9. BuzzFeed: Tentang, BuzzFeed.com, 2016,www.buzzfeed.com/about.
10. Fast Company, “Perusahaan Paling Inovatif 2016,” Fast Company, 2016,
www.fastcompany.com/most-innovative-companies.
11. Whirlpool Corporation, “Perusahaan Kami: Lebih dari 100 Tahun Memberikan
Nilai Satu Saat Sekaligus,” 2016,www.whirlpoolcorp.com/our-company/.
12. Gary Hamel dan Nancy Tennant, “5 Persyaratan Perusahaan yang Benar-Benar
Inovatif,” Harvard Business Review, 27 April 2015, https://hbr.org/2015/04/ 5-
persyaratan-perusahaan-yang-benar-benar-inovatif.
13. Hamel dan Tennant, “5 Persyaratan Perusahaan yang Benar-Benar Inovatif.”
14. P.Watzlawick, J. H. Weakland, dan R. Fisch, Perubahan: Prinsip Pembentukan Masalah dan Resolusi
Masalah (New York: Norton, 1974).
15. Ke sepanjang pengetahuan saya, saya adalah orang pertama yang menyarankan penggunaan intervensi
semacam itu dalam psikologi olahraga terapan pada tahun 1991: “On the Use of Paradoxical Interventions
in Counseling and Coaching in Sport,” The Sport Psychologist 5 (Maret 1991): 61-72.
16. Menurut prinsip rasionalitas sebagai "bukti yang baik," lihat Bar-Eli, Lurie dan Breivik, "Rasionalitas
dalam Olahraga," 38.
17. Pengkhotbah 3:1–8, Versi King James.
18. Matthew Syed, Bounce (New York: Harper, 2010), 98–99.
19. M. Bar-Eli, O. Lowengart, M. Master-Barak, S. Oreg, J. Goldenberg, S. Epstein, dan RD Fosbury,
“Mengembangkan Peak Performers dalam Olahraga: Optimalisasi Versus Kreativitas,” dalam Proses
Esensial untuk Mencapai Puncak Prestasi, eds.

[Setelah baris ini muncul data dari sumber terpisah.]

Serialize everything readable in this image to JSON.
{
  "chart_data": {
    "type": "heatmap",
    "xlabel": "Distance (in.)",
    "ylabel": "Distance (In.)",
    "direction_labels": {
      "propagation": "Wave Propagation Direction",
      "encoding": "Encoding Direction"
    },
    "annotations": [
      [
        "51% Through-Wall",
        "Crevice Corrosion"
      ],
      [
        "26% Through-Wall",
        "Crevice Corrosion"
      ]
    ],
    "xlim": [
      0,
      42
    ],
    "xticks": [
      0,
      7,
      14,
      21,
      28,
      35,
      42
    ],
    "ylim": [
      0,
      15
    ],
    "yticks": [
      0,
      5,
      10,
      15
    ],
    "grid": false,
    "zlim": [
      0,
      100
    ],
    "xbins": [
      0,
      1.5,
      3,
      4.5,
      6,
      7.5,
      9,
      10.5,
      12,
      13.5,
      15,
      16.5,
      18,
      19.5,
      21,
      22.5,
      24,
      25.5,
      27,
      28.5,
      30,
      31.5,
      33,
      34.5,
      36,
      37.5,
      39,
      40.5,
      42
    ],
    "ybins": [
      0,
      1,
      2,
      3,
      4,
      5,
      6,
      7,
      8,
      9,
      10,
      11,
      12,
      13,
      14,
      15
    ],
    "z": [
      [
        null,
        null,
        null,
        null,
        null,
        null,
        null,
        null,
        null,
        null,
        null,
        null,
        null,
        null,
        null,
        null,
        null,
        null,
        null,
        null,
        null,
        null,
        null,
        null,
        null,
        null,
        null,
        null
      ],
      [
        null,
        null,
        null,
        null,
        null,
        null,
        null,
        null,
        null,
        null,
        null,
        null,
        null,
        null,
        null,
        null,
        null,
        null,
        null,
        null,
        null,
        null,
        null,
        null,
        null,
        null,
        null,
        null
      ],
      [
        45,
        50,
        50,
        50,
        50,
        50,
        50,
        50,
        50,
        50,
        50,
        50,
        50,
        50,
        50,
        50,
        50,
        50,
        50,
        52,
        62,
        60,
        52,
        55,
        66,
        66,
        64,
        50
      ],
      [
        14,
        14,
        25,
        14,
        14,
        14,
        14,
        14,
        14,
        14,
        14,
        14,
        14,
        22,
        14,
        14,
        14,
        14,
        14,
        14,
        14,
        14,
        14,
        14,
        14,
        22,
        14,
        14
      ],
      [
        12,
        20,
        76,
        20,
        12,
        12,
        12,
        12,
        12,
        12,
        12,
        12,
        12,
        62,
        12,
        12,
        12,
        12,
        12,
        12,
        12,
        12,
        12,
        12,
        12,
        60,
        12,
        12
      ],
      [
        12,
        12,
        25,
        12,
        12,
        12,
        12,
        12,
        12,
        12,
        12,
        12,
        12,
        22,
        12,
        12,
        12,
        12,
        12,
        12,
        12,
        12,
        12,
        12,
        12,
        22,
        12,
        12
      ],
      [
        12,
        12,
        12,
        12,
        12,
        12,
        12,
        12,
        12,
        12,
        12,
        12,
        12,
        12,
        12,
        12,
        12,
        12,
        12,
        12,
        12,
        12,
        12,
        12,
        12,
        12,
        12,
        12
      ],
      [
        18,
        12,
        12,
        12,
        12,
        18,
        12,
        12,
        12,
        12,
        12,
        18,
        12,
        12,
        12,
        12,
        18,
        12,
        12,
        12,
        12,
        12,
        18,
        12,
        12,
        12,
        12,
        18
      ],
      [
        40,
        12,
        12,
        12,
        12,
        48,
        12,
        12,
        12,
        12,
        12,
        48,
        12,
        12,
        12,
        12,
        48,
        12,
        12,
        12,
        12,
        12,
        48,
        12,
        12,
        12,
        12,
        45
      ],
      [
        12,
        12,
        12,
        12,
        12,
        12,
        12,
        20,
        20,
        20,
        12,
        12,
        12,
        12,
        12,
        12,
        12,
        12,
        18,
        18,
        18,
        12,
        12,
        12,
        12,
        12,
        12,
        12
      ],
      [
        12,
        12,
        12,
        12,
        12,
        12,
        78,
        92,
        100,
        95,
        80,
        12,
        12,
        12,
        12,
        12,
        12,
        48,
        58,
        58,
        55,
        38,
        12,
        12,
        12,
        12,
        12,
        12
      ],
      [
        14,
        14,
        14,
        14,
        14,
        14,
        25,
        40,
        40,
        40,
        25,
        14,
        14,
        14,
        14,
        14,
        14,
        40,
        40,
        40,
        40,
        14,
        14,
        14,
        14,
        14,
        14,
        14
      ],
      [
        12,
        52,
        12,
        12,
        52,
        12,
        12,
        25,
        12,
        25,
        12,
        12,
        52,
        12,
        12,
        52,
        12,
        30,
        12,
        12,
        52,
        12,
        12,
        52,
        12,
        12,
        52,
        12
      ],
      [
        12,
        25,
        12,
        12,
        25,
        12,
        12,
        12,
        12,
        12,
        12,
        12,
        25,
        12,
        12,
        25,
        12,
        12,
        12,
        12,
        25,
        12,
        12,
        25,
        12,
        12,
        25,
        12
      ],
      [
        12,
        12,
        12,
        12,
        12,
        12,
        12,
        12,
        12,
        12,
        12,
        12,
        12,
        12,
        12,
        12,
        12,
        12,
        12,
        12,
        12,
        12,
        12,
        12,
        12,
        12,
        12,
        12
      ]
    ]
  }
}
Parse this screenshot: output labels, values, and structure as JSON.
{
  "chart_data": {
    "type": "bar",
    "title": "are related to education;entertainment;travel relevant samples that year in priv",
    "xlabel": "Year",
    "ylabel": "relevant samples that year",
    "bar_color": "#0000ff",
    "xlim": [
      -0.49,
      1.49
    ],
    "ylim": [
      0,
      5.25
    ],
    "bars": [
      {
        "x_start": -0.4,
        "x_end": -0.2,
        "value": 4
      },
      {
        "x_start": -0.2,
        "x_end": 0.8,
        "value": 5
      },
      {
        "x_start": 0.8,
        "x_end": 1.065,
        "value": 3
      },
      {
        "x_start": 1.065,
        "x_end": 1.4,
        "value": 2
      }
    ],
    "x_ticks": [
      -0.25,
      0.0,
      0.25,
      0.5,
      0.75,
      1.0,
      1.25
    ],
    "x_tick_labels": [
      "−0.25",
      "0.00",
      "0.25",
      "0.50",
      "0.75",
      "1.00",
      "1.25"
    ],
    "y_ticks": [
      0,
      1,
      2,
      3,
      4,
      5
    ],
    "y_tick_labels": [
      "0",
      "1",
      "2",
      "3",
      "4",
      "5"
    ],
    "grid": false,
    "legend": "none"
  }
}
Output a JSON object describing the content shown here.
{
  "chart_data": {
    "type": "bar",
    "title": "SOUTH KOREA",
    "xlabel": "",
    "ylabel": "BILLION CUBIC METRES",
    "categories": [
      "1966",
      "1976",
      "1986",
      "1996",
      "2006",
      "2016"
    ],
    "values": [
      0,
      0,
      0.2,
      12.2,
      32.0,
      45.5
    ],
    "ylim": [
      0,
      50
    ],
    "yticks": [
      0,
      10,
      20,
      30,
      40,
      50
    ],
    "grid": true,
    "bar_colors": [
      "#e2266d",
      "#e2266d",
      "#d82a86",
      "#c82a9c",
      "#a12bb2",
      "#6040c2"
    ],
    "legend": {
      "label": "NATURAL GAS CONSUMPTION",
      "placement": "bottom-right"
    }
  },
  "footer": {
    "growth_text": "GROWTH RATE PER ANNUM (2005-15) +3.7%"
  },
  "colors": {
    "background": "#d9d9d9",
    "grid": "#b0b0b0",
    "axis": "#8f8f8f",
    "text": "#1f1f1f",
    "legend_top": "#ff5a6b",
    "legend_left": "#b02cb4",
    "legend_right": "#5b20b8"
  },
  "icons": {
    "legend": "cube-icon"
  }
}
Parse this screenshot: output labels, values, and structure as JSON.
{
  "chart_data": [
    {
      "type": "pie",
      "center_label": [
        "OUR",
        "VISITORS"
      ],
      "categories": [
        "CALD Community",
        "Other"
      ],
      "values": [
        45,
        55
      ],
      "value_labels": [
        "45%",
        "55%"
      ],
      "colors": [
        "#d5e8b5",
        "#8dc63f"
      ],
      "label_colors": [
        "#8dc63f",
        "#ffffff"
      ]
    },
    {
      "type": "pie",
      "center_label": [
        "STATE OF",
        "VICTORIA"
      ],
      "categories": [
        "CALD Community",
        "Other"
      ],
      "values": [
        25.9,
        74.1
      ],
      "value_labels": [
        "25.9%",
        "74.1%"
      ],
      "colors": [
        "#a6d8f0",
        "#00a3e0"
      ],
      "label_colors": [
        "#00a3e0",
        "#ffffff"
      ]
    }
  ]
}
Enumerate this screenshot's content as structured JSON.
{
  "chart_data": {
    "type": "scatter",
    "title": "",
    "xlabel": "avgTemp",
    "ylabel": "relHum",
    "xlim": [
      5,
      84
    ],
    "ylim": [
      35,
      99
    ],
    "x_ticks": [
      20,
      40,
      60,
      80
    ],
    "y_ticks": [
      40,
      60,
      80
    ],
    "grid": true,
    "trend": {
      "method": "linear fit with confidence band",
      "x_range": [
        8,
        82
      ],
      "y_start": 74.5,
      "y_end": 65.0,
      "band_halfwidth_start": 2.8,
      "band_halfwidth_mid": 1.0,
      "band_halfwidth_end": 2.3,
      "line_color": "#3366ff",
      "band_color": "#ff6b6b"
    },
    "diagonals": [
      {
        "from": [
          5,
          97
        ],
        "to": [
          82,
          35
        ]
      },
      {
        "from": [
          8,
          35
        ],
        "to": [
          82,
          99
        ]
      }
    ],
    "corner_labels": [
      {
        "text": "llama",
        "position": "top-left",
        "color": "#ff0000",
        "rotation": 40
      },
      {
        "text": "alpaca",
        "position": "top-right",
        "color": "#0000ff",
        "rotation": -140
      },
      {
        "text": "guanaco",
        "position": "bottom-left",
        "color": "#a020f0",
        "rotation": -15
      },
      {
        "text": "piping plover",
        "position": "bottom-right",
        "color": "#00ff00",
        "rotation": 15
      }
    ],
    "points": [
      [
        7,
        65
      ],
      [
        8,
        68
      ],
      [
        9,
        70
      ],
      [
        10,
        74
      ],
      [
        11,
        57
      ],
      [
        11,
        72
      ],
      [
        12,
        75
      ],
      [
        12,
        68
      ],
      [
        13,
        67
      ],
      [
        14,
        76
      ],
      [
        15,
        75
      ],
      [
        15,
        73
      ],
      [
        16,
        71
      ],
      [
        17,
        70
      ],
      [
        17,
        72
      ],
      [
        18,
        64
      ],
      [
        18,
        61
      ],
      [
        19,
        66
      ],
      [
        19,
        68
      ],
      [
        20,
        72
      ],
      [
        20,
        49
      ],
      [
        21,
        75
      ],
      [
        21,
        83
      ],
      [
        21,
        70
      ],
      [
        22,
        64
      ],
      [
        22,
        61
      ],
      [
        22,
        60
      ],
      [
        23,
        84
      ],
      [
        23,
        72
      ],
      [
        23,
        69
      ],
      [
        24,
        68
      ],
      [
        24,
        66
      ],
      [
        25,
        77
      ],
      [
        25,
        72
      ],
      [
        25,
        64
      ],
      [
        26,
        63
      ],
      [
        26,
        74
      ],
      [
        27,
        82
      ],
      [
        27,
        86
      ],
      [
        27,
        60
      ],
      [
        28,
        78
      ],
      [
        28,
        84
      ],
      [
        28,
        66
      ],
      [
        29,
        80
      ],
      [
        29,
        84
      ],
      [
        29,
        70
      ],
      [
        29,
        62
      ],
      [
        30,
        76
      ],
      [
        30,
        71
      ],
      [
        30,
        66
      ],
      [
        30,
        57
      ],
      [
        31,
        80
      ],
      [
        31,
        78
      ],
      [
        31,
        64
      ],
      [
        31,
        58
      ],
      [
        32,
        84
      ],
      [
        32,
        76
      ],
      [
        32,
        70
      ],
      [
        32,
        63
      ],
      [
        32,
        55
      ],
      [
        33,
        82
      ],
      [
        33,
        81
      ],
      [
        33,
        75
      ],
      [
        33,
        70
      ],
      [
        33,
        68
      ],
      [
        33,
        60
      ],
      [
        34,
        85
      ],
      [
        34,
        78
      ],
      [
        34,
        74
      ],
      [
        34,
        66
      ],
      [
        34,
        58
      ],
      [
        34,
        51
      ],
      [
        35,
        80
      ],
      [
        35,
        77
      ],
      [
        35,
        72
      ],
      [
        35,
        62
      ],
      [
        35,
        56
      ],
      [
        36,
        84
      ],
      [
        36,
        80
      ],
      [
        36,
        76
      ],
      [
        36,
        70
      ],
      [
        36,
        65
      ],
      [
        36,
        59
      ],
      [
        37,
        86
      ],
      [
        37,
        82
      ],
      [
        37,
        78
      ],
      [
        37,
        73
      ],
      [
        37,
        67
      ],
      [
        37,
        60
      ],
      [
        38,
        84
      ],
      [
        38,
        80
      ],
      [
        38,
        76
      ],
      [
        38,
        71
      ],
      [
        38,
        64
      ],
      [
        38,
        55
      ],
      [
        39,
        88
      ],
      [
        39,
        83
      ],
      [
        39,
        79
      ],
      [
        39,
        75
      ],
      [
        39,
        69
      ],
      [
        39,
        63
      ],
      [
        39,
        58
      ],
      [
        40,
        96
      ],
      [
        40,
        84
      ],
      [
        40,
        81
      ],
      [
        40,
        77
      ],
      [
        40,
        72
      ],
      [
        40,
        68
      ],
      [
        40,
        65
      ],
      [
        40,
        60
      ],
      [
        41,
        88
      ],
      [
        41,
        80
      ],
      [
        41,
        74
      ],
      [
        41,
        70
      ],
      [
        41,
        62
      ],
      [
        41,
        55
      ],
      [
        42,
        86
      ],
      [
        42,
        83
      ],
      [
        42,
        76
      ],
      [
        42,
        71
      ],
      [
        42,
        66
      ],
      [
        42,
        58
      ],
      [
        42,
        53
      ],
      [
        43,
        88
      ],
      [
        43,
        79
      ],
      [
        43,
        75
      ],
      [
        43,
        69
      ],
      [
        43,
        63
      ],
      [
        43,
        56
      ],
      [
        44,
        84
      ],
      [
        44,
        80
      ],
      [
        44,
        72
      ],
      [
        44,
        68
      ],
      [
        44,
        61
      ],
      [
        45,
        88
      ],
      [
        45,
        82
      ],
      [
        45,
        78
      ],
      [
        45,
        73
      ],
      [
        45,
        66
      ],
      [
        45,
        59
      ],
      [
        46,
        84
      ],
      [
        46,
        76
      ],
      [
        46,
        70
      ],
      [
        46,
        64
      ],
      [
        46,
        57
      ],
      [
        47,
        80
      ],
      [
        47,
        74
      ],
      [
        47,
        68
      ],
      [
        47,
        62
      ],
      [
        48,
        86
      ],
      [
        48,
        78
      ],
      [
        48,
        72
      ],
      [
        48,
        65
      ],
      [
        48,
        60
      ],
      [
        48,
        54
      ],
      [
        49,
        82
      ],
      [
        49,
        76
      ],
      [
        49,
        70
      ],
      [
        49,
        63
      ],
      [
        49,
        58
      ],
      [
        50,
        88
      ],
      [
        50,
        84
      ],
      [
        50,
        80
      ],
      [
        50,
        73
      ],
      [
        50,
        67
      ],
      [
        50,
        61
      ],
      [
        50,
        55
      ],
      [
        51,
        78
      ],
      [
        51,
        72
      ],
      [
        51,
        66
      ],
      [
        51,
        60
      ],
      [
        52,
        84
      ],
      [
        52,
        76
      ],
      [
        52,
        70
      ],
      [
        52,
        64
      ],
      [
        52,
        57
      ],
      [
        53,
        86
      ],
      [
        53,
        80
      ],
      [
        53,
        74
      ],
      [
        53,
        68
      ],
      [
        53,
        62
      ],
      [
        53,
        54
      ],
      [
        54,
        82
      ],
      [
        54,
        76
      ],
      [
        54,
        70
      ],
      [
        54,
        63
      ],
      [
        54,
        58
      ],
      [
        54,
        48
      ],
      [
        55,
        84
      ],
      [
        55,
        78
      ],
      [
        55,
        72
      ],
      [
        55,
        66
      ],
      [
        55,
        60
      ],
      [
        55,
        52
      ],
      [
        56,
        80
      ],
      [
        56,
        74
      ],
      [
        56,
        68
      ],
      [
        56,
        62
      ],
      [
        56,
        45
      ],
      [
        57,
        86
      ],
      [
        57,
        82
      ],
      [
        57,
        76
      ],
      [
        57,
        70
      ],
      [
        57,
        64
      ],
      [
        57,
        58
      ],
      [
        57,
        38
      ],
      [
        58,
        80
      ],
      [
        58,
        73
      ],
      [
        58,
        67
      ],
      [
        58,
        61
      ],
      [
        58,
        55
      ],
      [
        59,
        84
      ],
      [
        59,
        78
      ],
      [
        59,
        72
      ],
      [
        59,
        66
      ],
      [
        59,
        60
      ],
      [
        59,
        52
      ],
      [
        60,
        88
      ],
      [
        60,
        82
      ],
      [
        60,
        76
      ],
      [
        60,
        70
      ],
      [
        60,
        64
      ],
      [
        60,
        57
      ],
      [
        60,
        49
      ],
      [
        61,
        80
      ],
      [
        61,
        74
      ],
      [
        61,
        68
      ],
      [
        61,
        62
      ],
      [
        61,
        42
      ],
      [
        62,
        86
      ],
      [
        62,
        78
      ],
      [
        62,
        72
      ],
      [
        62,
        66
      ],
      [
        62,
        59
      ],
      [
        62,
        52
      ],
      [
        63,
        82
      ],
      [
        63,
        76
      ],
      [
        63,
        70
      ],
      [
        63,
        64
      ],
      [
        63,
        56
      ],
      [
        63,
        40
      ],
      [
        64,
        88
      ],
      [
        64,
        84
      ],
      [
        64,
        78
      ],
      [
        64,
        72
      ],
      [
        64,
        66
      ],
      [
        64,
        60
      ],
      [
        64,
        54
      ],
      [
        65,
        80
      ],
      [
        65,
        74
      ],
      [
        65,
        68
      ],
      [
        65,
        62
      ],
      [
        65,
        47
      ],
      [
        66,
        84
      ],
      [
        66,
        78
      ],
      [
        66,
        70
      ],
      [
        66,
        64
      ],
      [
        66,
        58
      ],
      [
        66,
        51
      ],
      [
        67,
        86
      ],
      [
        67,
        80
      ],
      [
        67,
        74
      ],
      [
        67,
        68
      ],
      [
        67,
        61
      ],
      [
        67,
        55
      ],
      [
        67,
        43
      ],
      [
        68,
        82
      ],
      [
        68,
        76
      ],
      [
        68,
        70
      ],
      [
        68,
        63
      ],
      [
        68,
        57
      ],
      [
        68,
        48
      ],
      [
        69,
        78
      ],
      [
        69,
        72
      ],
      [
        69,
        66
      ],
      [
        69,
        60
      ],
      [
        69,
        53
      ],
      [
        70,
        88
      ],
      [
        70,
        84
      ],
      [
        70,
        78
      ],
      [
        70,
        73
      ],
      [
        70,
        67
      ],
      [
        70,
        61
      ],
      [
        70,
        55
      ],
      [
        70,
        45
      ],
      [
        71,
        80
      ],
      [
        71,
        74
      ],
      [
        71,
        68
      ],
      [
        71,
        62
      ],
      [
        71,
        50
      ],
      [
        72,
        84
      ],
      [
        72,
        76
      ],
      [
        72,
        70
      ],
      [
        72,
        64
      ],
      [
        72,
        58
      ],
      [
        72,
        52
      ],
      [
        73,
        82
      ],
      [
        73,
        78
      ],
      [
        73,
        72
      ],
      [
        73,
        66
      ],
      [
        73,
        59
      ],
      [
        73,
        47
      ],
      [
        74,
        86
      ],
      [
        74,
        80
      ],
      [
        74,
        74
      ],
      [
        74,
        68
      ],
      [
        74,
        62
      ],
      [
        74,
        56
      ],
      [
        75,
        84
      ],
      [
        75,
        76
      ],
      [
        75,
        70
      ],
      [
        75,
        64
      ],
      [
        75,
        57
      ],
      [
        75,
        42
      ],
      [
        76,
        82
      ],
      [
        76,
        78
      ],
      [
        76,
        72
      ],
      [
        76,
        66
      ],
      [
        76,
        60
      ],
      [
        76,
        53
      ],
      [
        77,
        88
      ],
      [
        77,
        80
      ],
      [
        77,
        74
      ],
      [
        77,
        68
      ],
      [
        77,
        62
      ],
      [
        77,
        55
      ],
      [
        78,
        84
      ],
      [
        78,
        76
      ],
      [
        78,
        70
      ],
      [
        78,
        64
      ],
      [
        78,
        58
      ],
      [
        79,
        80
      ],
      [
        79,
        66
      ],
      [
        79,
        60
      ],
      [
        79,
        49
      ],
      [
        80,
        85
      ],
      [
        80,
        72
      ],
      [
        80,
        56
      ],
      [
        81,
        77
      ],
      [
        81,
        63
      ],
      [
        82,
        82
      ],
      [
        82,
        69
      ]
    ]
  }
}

D. Hackfort dan G. Tenenbaum (New York: Meyer &
Meyer, 2006), 158–177.
20. JanaKasperkevic, “Google Diam-diam Menghentikan '20% Waktu',” Inc., 16 Agustus 2013,
www.inc.com/jana-kasperkevic/google-secretly-phases-out-20-percent-time. html.
21. Brian Amble, “Terlalu Banyak Inovasi Tidak Membayar Dividen,” Masalah Manajemen, 25 Agustus
2015,www.management-issues.com/news/7092/too-much-innovation- tidak-membayar-dividen/.